Suspicious Hungarians

President Ceausescu viewed the Karolyis with suspicion.

Like Pozsar, the choreographer and Securitate informant, the couple was from Romania's ethnic Hungarian community.

Pozsar, who had close access to the Karolyis and the gymnasts, emerges as the main informer on Comaneci and the Karolyis.

"Geza Pozsar is a central figure and I asked him for his point of view, and he declined. This is regrettable as his testimony was very valuable," Olaru said.

Pozsar also declined an interview with RFE/RL citing an upcoming book he is writing.

George Gorgoi

But Gorgoi says Olaru's book "tells what happened and how it happened. It's based on research which tries to show the reality of gymnastics and the social situation in Romania."

Olaru said Comaneci supported some of his research and offered him some context.

"She said she considered it a closed subject and whatever she had to say, she'd already said it in her own book and interviews [over the years]."

He said he "kept her updated with my findings and she offered clues to help me understand the Securitate archives."

Comaneci did not respond to an interview request with RFE/RL.

Escape From Romania

News of her escape on the night of November 27, 1989, was almost as big as her perfect 10 -- except it wasn't reported in Romania.

"The Romanian press wasn't allowed to report her escape as it reflected on the regime in a negative way," Olaru said. "But there wasn't a single country where it wasn't news" he added.

"I was lucky as the Securitate made my job easy.

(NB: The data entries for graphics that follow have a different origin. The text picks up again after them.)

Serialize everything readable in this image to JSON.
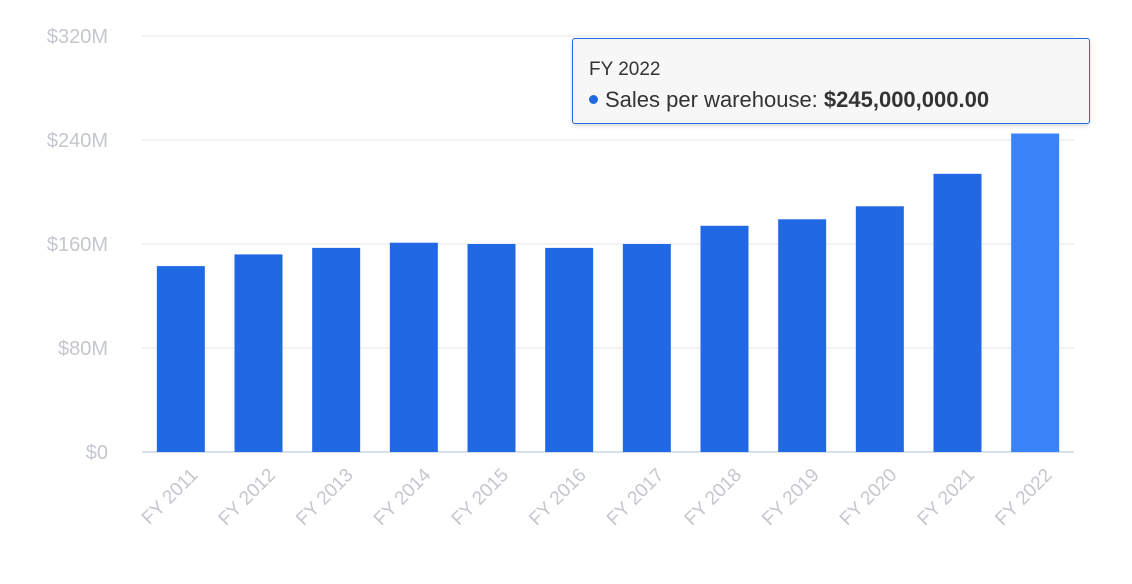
{
  "chart_data": {
    "type": "bar",
    "categories": [
      "FY 2011",
      "FY 2012",
      "FY 2013",
      "FY 2014",
      "FY 2015",
      "FY 2016",
      "FY 2017",
      "FY 2018",
      "FY 2019",
      "FY 2020",
      "FY 2021",
      "FY 2022"
    ],
    "series": [
      {
        "name": "Sales per warehouse",
        "values": [
          143000000,
          152000000,
          157000000,
          161000000,
          160000000,
          157000000,
          160000000,
          174000000,
          179000000,
          189000000,
          214000000,
          245000000
        ]
      }
    ],
    "yticks": [
      "$0",
      "$80M",
      "$160M",
      "$240M",
      "$320M"
    ],
    "ylim": [
      0,
      320000000
    ],
    "grid": true,
    "bar_color": "#2168e4",
    "highlight_color": "#3a82f7",
    "highlight_index": 11
  },
  "tooltip": {
    "title": "FY 2022",
    "series_label": "Sales per warehouse: ",
    "value": "$245,000,000.00",
    "dot_color": "#2168e4",
    "border_color": "#2468e6"
  }
}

They reported on what the press had written, and I didn't need to go to the national library as it was all in the Securitate archives."

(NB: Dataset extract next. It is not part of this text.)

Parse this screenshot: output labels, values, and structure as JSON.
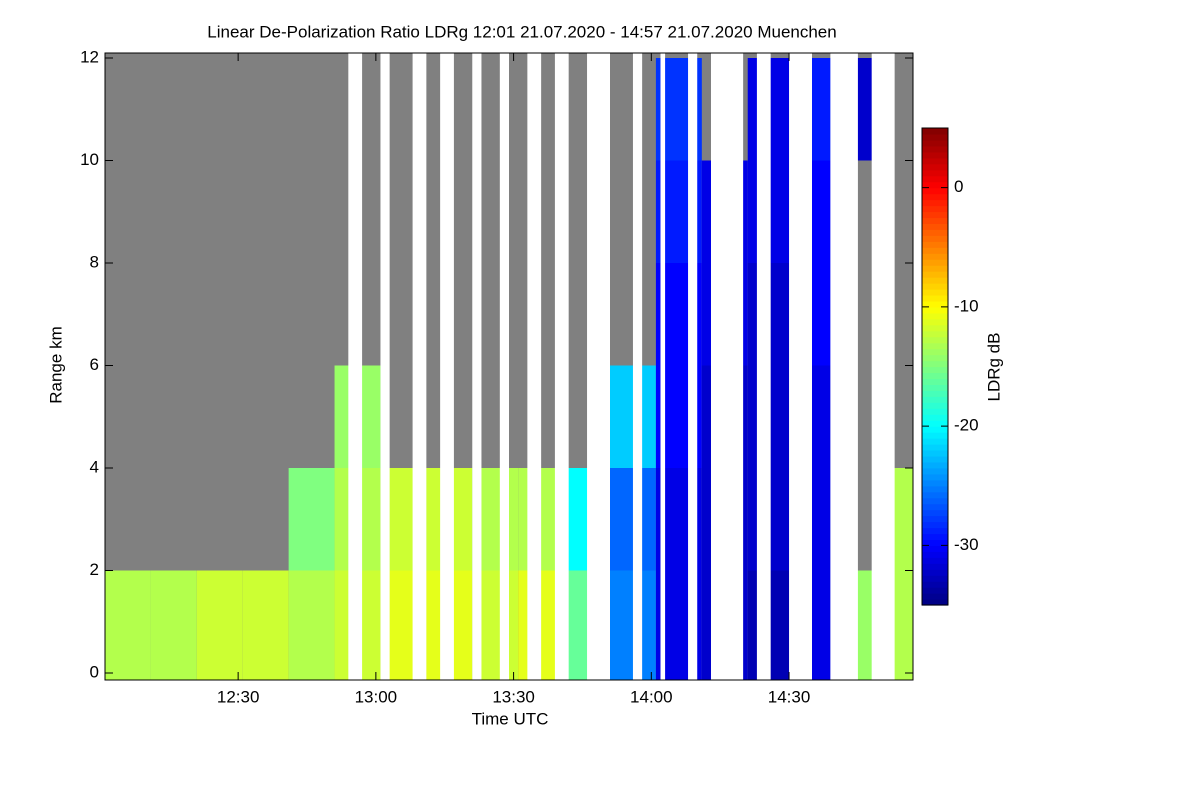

Nadia Comaneci with two U.S. State Department security agents after arriving at Kennedy Airport on December 1, 1989.

Olaru said there was a lot of hype and fake news surrounding her escape but that a few media outlets, including the Romanian Service of Radio Free Europe in Munich, covered the story in a balanced way.

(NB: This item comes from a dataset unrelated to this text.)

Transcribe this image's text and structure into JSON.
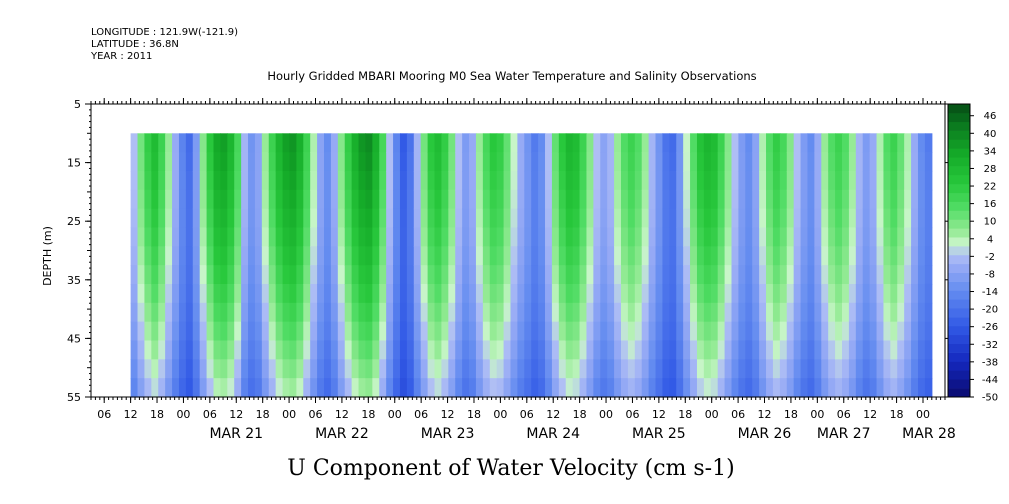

After the defection, the Securitate bugged Comaneci's mother's apartment and "her phone was listened to. Family members were watched. They wanted to find out who had helped her escape and if she was in contact with the family."

"Nadia's [mother, Stefania Comaneci,] used to listen to Radio Free Europe every day and she recorded the RFE news bulletin about Nadia…and she'd listen to it at night, over and over again. She did that every day."

As for her actual escape, Olaru says "it was planned two weeks before" it happened when she was in Bucharest. He says there is no evidence to suggest her escape was orchestrated by the CIA or supported by one faction of the Securitate, two conspiracy theories that have circulated.

The Aftermath

Comaneci now lives in Oklahoma with her husband Bart Conner -- a gold-medal winning gymnast at the 1984 Summer Olympics -- and their son Dylan.

She has not publicly talked about the beatings in her book, Letters To A Young Gymnast. But she acknowledged the physical abuse that occurred to two Romanian journalists in an unpublished interview for the book when the room was bugged.

Nadia Comaneci with her husband, Bart Conner, in 2009.

She appears to have made her peace with the Karolyis, who live a quiet life on a ranch in Texas.

"I think there has been a reconciliation, and there is no more resentment [between Comaneci and the Karolyis]," Olaru said.

"She also cares about her image, and she has every reason to. There is no athlete in Romania who has a better image," he said.

"She inspired entire generations of gymnasts who came after her and wanted a purpose in life," Olaru said. "It wasn't just that they wanted to be like Nadia, they wanted to do the impossible that she achieved."

Gorgoi, who first immigrated to Israel and then to the United States in the late 1980s, sums up the legendary sporting prodigy.

"In sport, every now and then, a genius appears," he said. "She is the genius of world gymnastics."